One of the biggest obstacles for woman suffragists was a general fear of gender inversion. The predominant anti-suffrage fear throughout the nineteenth century was that the female sex would transform into a masculine gender if women were granted the vote.[1] For a nineteenth and twentieth century audience, gender was a binary system –

male/female, masculine/feminine. The primary concerns among suffrage opponents in print and film revolve around this concern for inverted gender relations. Because of the belief that genders were mutually exclusive, there was little
room for departing from expected gender norms.

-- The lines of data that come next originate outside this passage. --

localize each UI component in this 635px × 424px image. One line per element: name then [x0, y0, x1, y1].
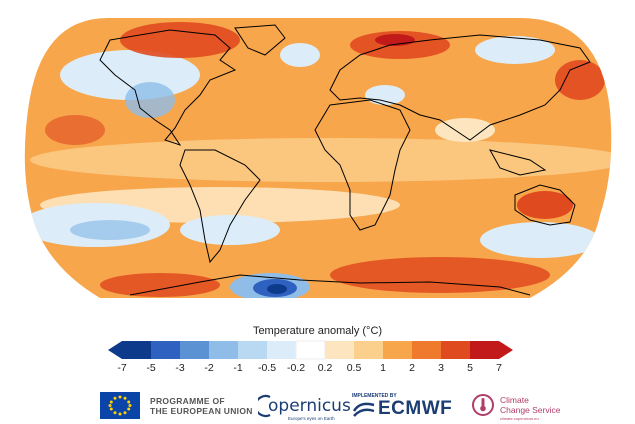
- anomaly-mediterranean-cool: [365, 85, 405, 105]
- colorbar-segment: [383, 341, 412, 359]
- colorbar-tick-label: 2: [409, 362, 415, 374]
- colorbar-segment: [470, 341, 513, 359]
- climate-service-icon: [472, 394, 494, 416]
- anomaly-us-cool: [125, 82, 175, 118]
- colorbar-tick-label: -2: [204, 362, 214, 374]
- coast-africa: [314, 99, 411, 231]
- colorbar-tick-label: -1: [233, 362, 243, 374]
- anomaly-east-pacific-hot: [45, 115, 105, 145]
- copernicus-c-icon: [258, 394, 271, 418]
- colorbar-tick-label: -0.5: [257, 362, 277, 374]
- anomaly-antarctic-coldest: [267, 284, 287, 294]
- anomaly-north-atlantic-cool: [280, 43, 320, 67]
- copernicus-tagline: Europe's eyes on Earth: [288, 416, 335, 421]
- colorbar-tick-label: -5: [146, 362, 156, 374]
- colorbar-tick-label: 0.2: [317, 362, 333, 374]
- ccs-line-1: Climate: [500, 395, 529, 405]
- colorbar-tick-label: -0.2: [286, 362, 306, 374]
- eu-flag-icon: [100, 392, 140, 419]
- ecmwf-implemented-by: IMPLEMENTED BY: [352, 393, 397, 399]
- coast-south-america: [179, 149, 261, 264]
- anomaly-field: [24, 18, 612, 298]
- colorbar-tick-label: -3: [175, 362, 185, 374]
- colorbar-segment: [108, 341, 151, 359]
- ecmwf-swirl-icon: [352, 402, 375, 417]
- coast-greenland: [234, 24, 286, 56]
- ccs-line-2: Change Service: [500, 405, 561, 415]
- anomaly-siberia-cool: [475, 36, 555, 64]
- colorbar-tick-label: -7: [117, 362, 127, 374]
- anomaly-canada-hot: [120, 22, 240, 58]
- anomaly-equatorial-band: [30, 138, 612, 182]
- colorbar-segment: [295, 340, 326, 360]
- coast-north-america: [99, 29, 237, 146]
- temperature-anomaly-map: [24, 18, 612, 298]
- eu-programme-text: PROGRAMME OF THE EUROPEAN UNION: [150, 396, 253, 416]
- colorbar-segment: [325, 341, 354, 359]
- anomaly-antarctic-hot: [330, 257, 550, 293]
- anomaly-east-asia-hot: [555, 60, 605, 100]
- ccs-tagline: climate.copernicus.eu: [500, 416, 539, 421]
- colorbar-segment: [412, 341, 441, 359]
- coastlines: [99, 24, 591, 296]
- colorbar-segment: [267, 341, 296, 359]
- anomaly-australia-hot: [517, 191, 573, 219]
- eu-line-2: THE EUROPEAN UNION: [150, 406, 253, 416]
- colorbar-segment: [238, 341, 267, 359]
- colorbar-tick-label: 5: [467, 362, 473, 374]
- legend-title: Temperature anomaly (°C): [252, 325, 383, 337]
- coast-europe-asia: [329, 34, 591, 141]
- copernicus-logo-text: opernicus: [268, 396, 351, 416]
- colorbar-tick-label: 3: [438, 362, 444, 374]
- colorbar-tick-label: 1: [380, 362, 386, 374]
- eu-line-1: PROGRAMME OF: [150, 396, 225, 406]
- climate-service-text: Climate Change Service: [500, 395, 560, 415]
- coast-indonesia: [489, 149, 547, 176]
- eu-stars-icon: [108, 395, 132, 416]
- anomaly-southern-ocean-cool: [480, 222, 600, 258]
- colorbar-segment: [151, 341, 180, 359]
- colorbar-segment: [180, 341, 209, 359]
- anomaly-argentina-cool: [180, 215, 280, 245]
- coast-australia: [514, 184, 576, 226]
- colorbar-segment: [209, 341, 238, 359]
- anomaly-india-cool: [435, 118, 495, 142]
- colorbar-segment: [441, 341, 470, 359]
- colorbar: [108, 340, 513, 360]
- ecmwf-logo-text: ECMWF: [378, 398, 453, 419]
- anomaly-west-antarctic-hot: [100, 273, 220, 297]
- colorbar-tick-label: 0.5: [346, 362, 362, 374]
- colorbar-segment: [354, 341, 383, 359]
- anomaly-south-pacific-cooler: [70, 220, 150, 240]
- coast-antarctica: [129, 274, 531, 296]
- colorbar-tick-label: 7: [496, 362, 502, 374]
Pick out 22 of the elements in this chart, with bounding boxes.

It was in this vein that much of the anti-suffrage literature and sketches of nineteenth-century suffragists emerged. The twentieth century was certainly still very invested in this gender dichotomy, which is why suffragists worked so hard to frame woman’s suffrage as distinctly feminine through their own media. Still though, publications like Life magazine, which was opposed to suffrage, presented a number of cartoons that played with the idea of gender reversal.
While suffragists saw the vote as a tool to accomplish reform, anti-suffragists saw the shift of women’s roles as a threat to traditional gender roles and family values. A number of
anti-suffragist media depict masculine women who stand opposed to the traditional values associated with women.



Consider “The Eclipse,” the cartoon features a small, sad-looking man in the background of his plump wife who manages the affairs of the public sphere – indicated by reading the newspaper. The picture suggests that women, if more involved with matters outside the home, would usurp the significance of men within the home and in public. Significantly though, this cartoon was created in 1908, which was before the large-scale revision of the woman suffrage strategy. Life magazine published a number of cartoons that dealt directly with this theme of gender inversion. They printed cartoons of women engaged in “male” activities such as driving cars, smoking cigarettes, and mailing letters. 

[1] Laura Behling, The Masculine Woman in America, 1890-1935 (Chicago: University of Illinois Press, 2001), 3.